The Socialist Party said Prime Minister Viktor Orbán had lost the migrant quota case against the EU and would also lose next year’s general election because his “politics are built on lies which the people have had enough of”. In a statement, the party said Hungary’s position in the EU would “continue to weaken”, the costs of which would have to be borne by Hungarian families.

Radical nationalist Jobbik rejected the ECJ’s decision, calling it “outrageous”. No court or EU member state can force another nation to “alter its ethnic makeup” against its will, Jobbik spokesman Ádám Mirkóczki told a press conference. He said his party would re-submit to parliament a bill that would prohibit the settlement of all migrants in Hungary, regardless of whether they are rich or poor.

A lawmaker of green opposition LMP said the constitution compels the Hungarian government to comply with the ECJ’s decision on the migrant resettlement scheme. Speaking at a press conference on a different subject, Márta Demeter called the government’s actions “hysterical”. Noting the government’s residency bonds scheme to settle people in Hungary which “allowed 20,000 people into the country and into the EU with virtually no vetting”, she said the government had no moral basis on which to criticise the court’s decision.

The Democratic Coalition accused the government of deliberately going into the lawsuit knowing it would lose. The ruling would then give Prime Minister Viktor Orbán a pretext on which to announce Hungary’s withdrawal from the EU, the party’s spokesman, Zsolt Gréczy, insisted. He added that the government had mounted an anti-Brussels billboard campaign. He also insisted that Orbán would mount a new campaign claiming that the “whole of the EU is only a Soros organisation”.

The Liberals told a press conference that the ruling was a “thrashing” for the Hungarian government. The party’s foreign policy spokesman István Szent-Iványi said the government’s migration policy was wrong and had led to “senseless campaigns and a senseless referendum”.

Meanwhile, Manfred Weber, group leader of the European People’s Party, of which Hungary’s ruling Fidesz is a member, said in a statement that all EU members must observe and implement the European Court’s quota ruling. He suggested that the ruling may open up opportunities for engineering a common European migration policy that would “heal wounds” within the community.
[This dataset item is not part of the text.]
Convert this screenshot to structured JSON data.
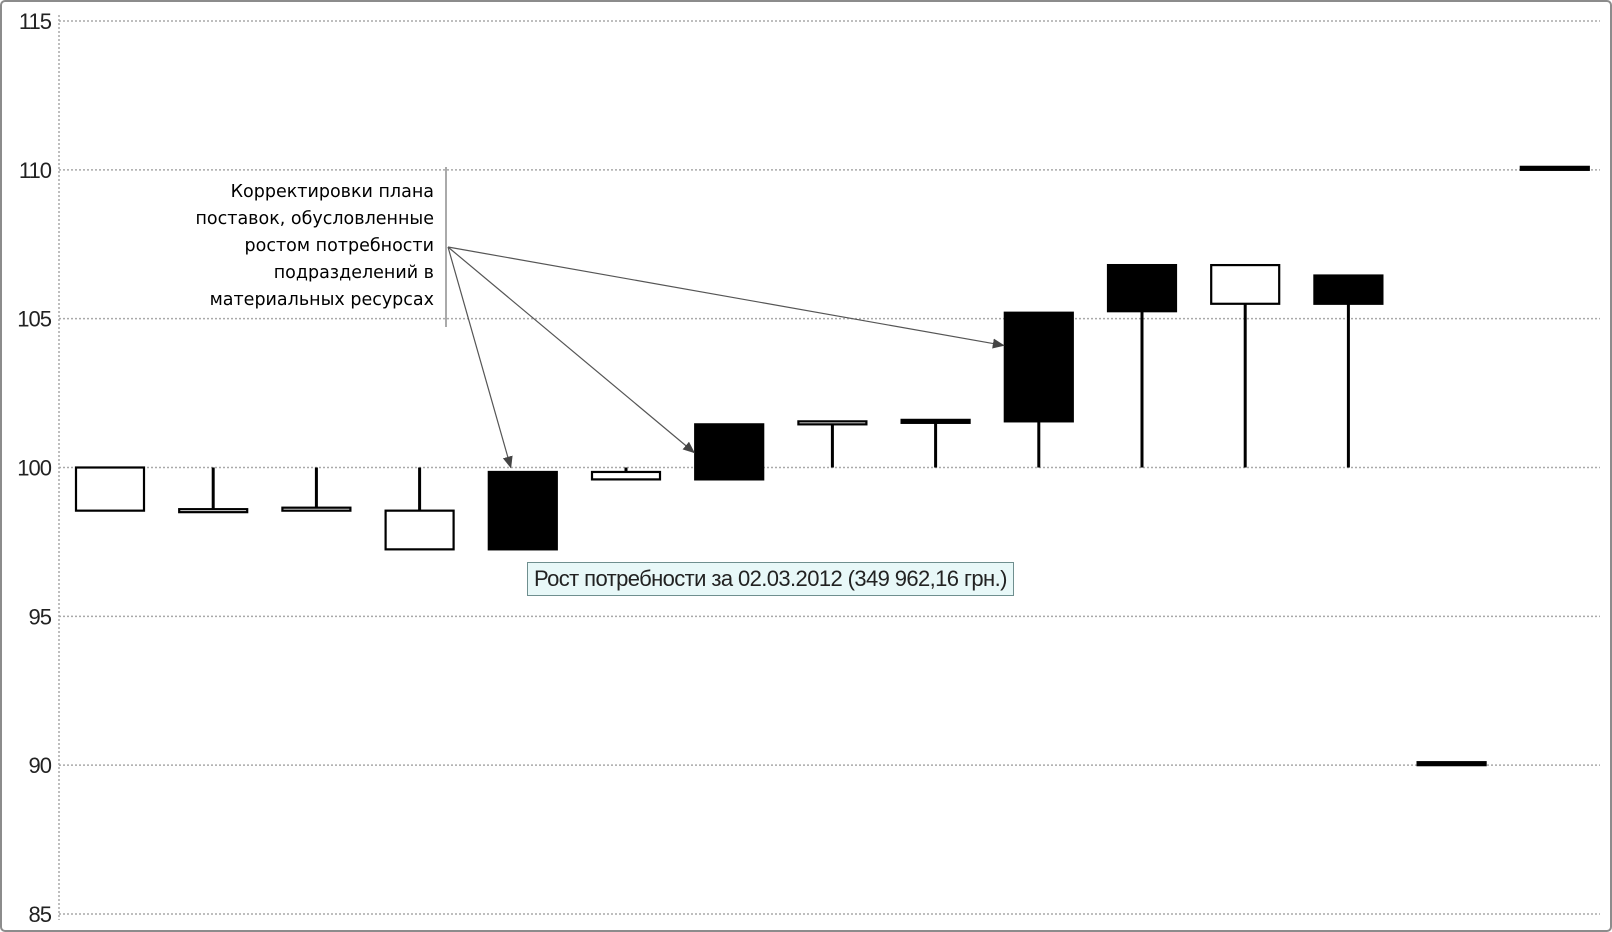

He said that all parties should be ready to make compromises, adding that “solidarity is not a one-way street”.

Gianni Pittella, group leader of the European Socialists and Democrats, said Hungary and Slovakia should meet their obligations and start receiving the “couple hundred” asylum seekers they have been assigned, otherwise they would be fined. “Solidarity works in both directions,” he said, adding it was “shameful” that Orbán had demanded further funds from the EU “to erect a pointless fence” while failing to meet obligations arising from Hungary’s EU membership.